Scaling Optimal LR Across Token Horizons
Johan Bjorck, Alon Benhaim, Vishrav Chaudhary, Furu Wei, Xia Song
TL;DR
This work shows that the optimal learning rate for large language model training depends strongly on the token horizon and that this dependence follows reliable scaling laws. By performing a large-scale empirical study, the authors derive a horizon-based scaling law $LR^*(D)=B D^{-\beta}$ and a joint law $LR^*(N,D)=C N^{-\alpha} D^{-\beta}$, enabling hyperparameter transfer across data size without extra overhead. They validate the laws across multiple model sizes and architectures, including a LLama-1 case study that highlights potential mis-tuning when horizon effects are ignored. The findings offer practical, horizon-aware guidance for scaling LLMs and underscore horizon transfer as a critical, previously overlooked aspect of LLM training.
Abstract
State-of-the-art LLMs are powered by scaling -- scaling model size, dataset size and cluster size. It is economically infeasible to extensively tune hyperparameter for the largest runs. Instead, approximately optimal hyperparameters must be inferred or \textit{transferred} from smaller experiments. Hyperparameter transfer across model sizes has been studied in Yang et al.
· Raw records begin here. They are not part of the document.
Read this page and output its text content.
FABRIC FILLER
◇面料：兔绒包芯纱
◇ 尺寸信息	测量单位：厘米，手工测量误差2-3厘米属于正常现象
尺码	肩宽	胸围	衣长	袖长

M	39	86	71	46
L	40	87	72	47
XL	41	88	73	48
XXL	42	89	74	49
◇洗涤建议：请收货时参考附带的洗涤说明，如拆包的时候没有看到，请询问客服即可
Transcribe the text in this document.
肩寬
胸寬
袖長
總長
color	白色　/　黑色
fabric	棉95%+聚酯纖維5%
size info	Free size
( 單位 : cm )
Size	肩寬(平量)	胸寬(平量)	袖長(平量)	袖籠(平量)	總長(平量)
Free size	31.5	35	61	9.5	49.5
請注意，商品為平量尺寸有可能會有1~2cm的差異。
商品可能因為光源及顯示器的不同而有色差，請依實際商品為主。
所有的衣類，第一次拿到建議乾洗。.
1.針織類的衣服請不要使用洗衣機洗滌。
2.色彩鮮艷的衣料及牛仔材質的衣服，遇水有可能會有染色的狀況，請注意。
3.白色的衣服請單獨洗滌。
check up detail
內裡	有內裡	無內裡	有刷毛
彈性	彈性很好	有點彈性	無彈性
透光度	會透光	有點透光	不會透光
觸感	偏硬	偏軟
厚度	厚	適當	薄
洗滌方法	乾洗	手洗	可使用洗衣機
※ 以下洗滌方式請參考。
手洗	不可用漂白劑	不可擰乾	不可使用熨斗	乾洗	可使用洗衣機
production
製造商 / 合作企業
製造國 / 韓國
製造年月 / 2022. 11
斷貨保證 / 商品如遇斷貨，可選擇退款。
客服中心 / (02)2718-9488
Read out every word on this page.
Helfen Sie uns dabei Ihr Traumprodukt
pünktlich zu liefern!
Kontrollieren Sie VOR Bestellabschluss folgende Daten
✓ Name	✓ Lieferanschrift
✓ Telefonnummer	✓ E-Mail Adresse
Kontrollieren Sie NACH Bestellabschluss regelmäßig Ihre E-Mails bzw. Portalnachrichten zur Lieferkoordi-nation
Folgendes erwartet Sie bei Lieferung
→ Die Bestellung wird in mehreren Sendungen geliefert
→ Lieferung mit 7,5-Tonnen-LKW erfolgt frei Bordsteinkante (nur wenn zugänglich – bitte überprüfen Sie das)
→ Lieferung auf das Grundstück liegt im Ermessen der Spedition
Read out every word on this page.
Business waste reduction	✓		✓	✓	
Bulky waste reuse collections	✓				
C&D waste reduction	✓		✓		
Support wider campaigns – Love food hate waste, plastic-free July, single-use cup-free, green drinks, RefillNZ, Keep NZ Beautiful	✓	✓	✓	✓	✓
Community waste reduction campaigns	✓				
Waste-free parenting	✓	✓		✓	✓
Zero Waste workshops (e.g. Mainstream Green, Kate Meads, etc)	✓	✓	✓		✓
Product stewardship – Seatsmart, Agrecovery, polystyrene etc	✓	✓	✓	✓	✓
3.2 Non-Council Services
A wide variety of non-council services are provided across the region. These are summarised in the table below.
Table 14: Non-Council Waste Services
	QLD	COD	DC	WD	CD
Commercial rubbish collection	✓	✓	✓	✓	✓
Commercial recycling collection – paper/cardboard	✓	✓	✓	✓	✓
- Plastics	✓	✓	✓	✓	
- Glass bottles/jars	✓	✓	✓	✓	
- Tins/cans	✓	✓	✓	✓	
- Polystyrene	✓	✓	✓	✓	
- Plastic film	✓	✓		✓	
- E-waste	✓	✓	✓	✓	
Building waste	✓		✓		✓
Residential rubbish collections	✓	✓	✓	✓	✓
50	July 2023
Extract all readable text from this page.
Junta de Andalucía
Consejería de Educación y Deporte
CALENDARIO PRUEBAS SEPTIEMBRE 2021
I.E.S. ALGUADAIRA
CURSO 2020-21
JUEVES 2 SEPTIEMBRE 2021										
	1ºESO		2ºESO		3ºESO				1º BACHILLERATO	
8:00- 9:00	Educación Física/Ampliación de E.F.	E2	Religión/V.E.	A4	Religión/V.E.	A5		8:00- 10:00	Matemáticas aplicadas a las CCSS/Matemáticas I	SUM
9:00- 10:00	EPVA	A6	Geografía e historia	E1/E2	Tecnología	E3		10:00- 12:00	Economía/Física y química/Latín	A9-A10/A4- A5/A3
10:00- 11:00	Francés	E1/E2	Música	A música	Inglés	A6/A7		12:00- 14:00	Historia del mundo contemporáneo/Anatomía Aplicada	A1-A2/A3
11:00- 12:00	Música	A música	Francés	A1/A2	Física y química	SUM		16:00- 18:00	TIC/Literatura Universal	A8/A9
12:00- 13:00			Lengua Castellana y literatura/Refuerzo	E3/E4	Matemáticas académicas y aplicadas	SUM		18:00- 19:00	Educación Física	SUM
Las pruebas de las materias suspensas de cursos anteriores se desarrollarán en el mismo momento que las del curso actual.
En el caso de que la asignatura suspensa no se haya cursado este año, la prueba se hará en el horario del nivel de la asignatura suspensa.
However, hyperparameter transfer across dataset size -- or token horizon -- has not been studied yet. To remedy this we conduct a large scale empirical study on how optimal learning rate (LR) depends on token horizon in LLM training. We first demonstrate that the optimal LR changes significantly with token horizon -- longer training necessitates smaller LR. Secondly we demonstrate the the optimal LR follows a scaling law, and that the optimal LR for longer horizons can be accurately estimated from shorter horizons via such scaling laws. We also provide a rule-of-thumb for transferring LR across token horizons with zero overhead over current practices. Lastly we provide evidence that LLama-1 used too high LR, and estimate the performance hit from this. We thus argue that hyperparameter transfer across data size is an important and overlooked component of LLM training.